Erica Mendritzki’s Snowed In and Felt Up is an ode to winter, looking at how people are inwardly affected by the outward experience of the bitter Winnipeg cold. Mendritzki spoke at an opening reception at the Estevan Art Gallery and Museum on March 19 to discuss the exhibit, which runs until May 8.
Without a car, Mendritzki does a lot of walking to the bus stop and waiting. The winter doesn’t make that a particularly pleasant experience. She shared a brief poem with the audience of about 25, and said the piece about braving the wintry air was an experience with which she was familiar.
“I can really relate to this idea of a girl walking with her head down. The body kind of huddled into herself, shaking with winter, trying to hide from the cold,” Mendritzki said, adding it’s the mental space of the woman she was often trying to evoke in her numerous pieces.
The exhibit includes hanged paintings depicting abstract body parts and words, while also including a scattering of goods, like cherubs and pipes on the floor.
“In winter, when I’m walking to the bus, when I’m outside, of course, I am in public, but I find I can retreat into myself in a way that is very different than in summer,” she said. Her head is down to avoid the wind, so she isn’t looking at anyone, and it’s often so cold that she may zone out mentally, and when she finally arrives at the bus stop she doesn’t really remember anything about how she got there.
Simply surviving the cold, she added, is the mentality of many pedestrians across the prairies.
“It’s a very inward-looking psychological state. It’s an interior mental state that’s caused by exterior conditions, which is the total unignorable, unavoidable brutality of the cold,” said Mendritzki. “In winter, the fact that we live in these vulnerable, fragile bodies becomes that much more evident. I think that there’s something kind of scary and hurtful and absurd, and maybe even a little bit exhilarating about the fact that in the middle of winter, the world wants to freeze your face off and kill you,” she told the audience, getting a laugh from the crowd. “It’s this ambient violence of life in climates as cold as this.”

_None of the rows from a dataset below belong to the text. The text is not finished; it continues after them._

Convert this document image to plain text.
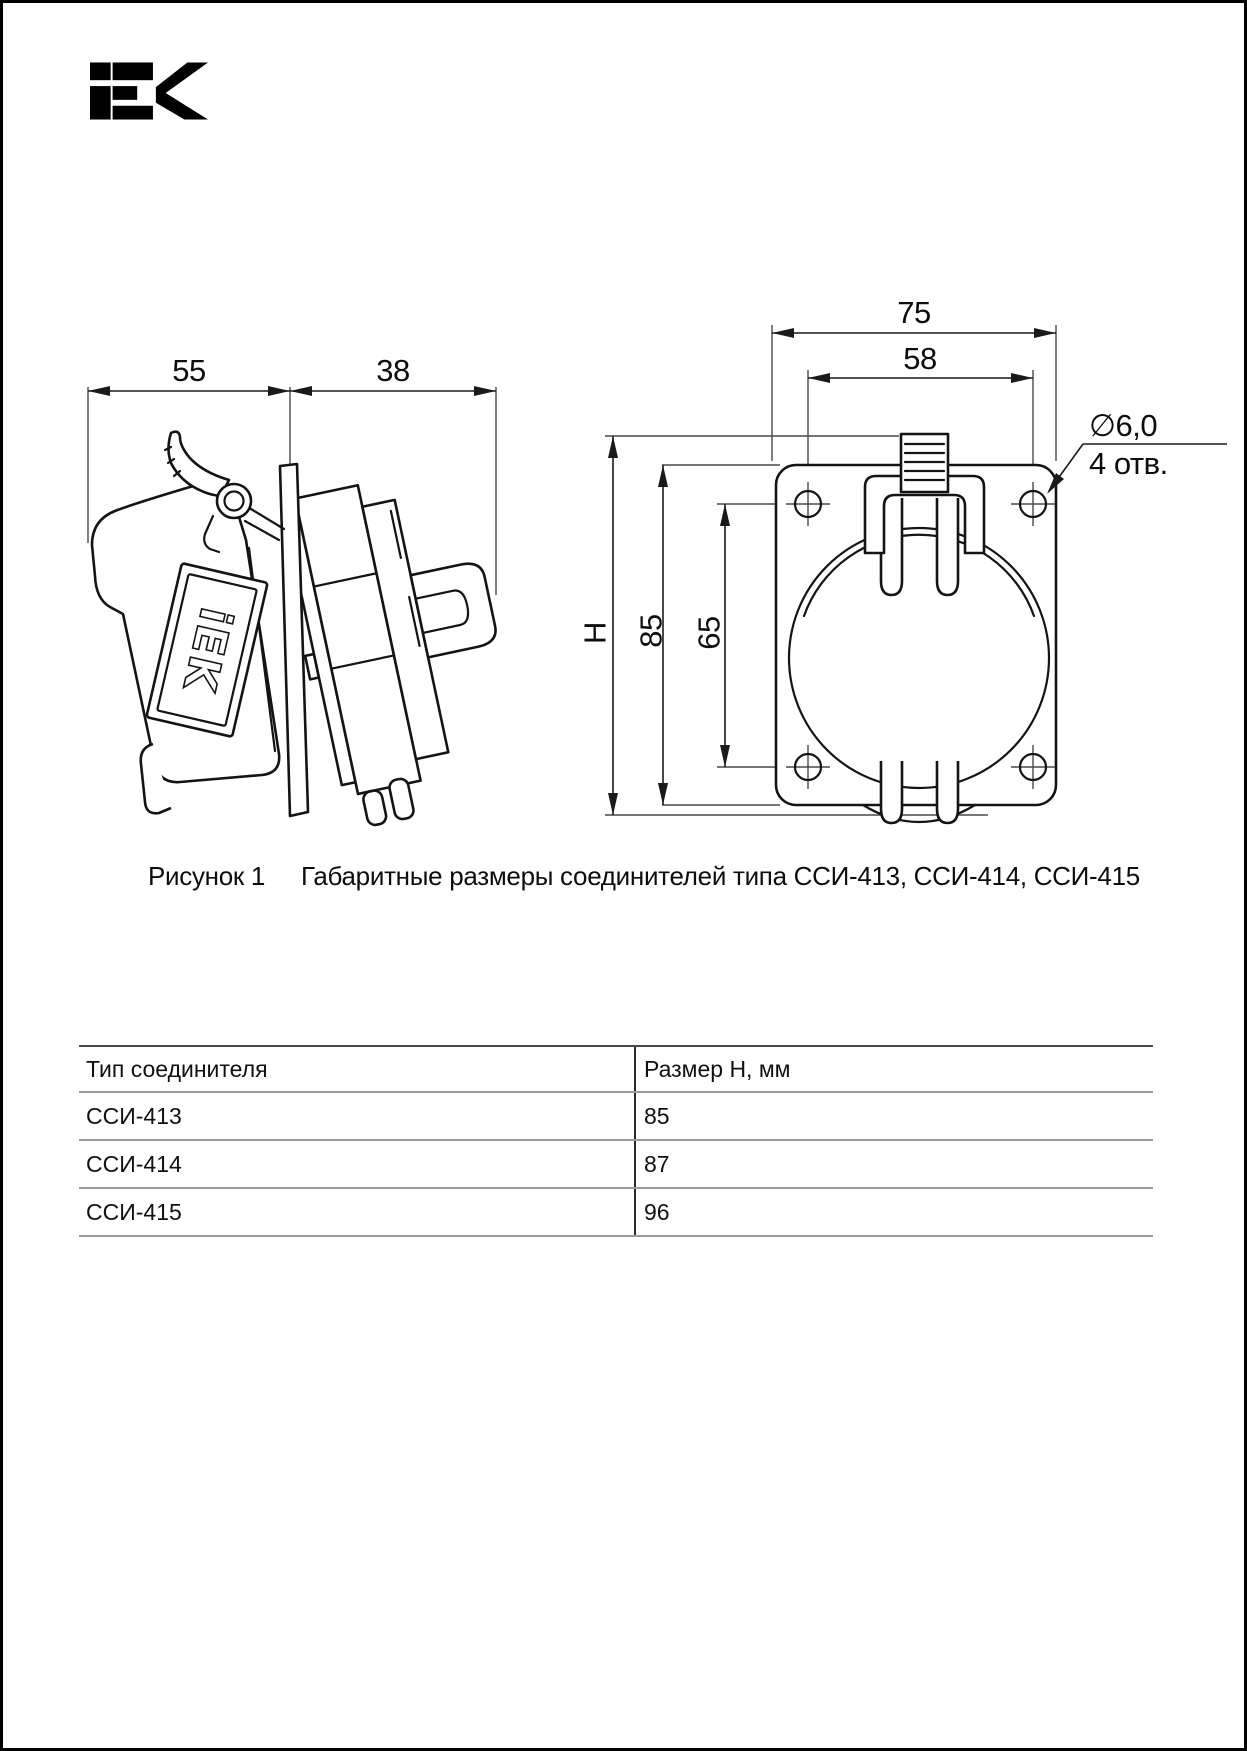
55	38
iEK
75
58
H 85 65
∅6,0
4 отв.
Рисунок 1 Габаритные размеры соединителей типа ССИ-413, ССИ-414, ССИ-415
Тип соединителя	Размер Н, мм
ССИ-413	85
ССИ-414	87
ССИ-415	96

Even for those who are careful, swaddling themselves up in layers of clothing, there are still parts of the body that wind up getting numb and aching with the cold. She said no matter what she does, her thighs tend to get particularly cold following any prolonged exposure to the outdoors. Upon getting back inside to the warmth, there follows the fiery sensations.
“There are a lot of weird bodily sensations happening. This combination of this intense physicality, this very embodied feeling, with this sheltered, huddled up mental space is something I’m interested in exploring,” Mendritzki said.
Her thoughts on the strangeness of the body are evident in the disembodied facets of her work. Hands hanging, detached from any body, a face floating in a void or an arm reaching out all show various parts of the body as singular entities separate from any sense of a whole.
The sculptures across the floor, meanwhile, are representative of what is beneath the snow, left unseen until the spring when artifacts are found once again following a melt. In the spring, Mendritzki said, she will often find things on her lawn that don’t belong to her, that she doesn’t recall ever being on her lawn before, but her hidden, living a life beneath the surface for months before being uncovered by the changing of the seasons.
“I’m not from Winnipeg, but I’ve lived there for the last three years, and, in some ways, this exhibition is kind of a coming to terms of a sense of place, trying to be there in that moment at the end of March when you’re starting to go a little stir crazy. The floor sculptures are like when the snow starts to melt, there is detritus everywhere. There are these unexpected things. Here is a weird conglomeration of stuff on my lawn,” she said, with a laugh.
An essay by curator Alex King noted that to view the paintings on the wall, viewers must navigate the objects on the floor.
“This forces the viewer to look and tread with caution, replicating the care one takes walking on frosty streets,” the essay reads.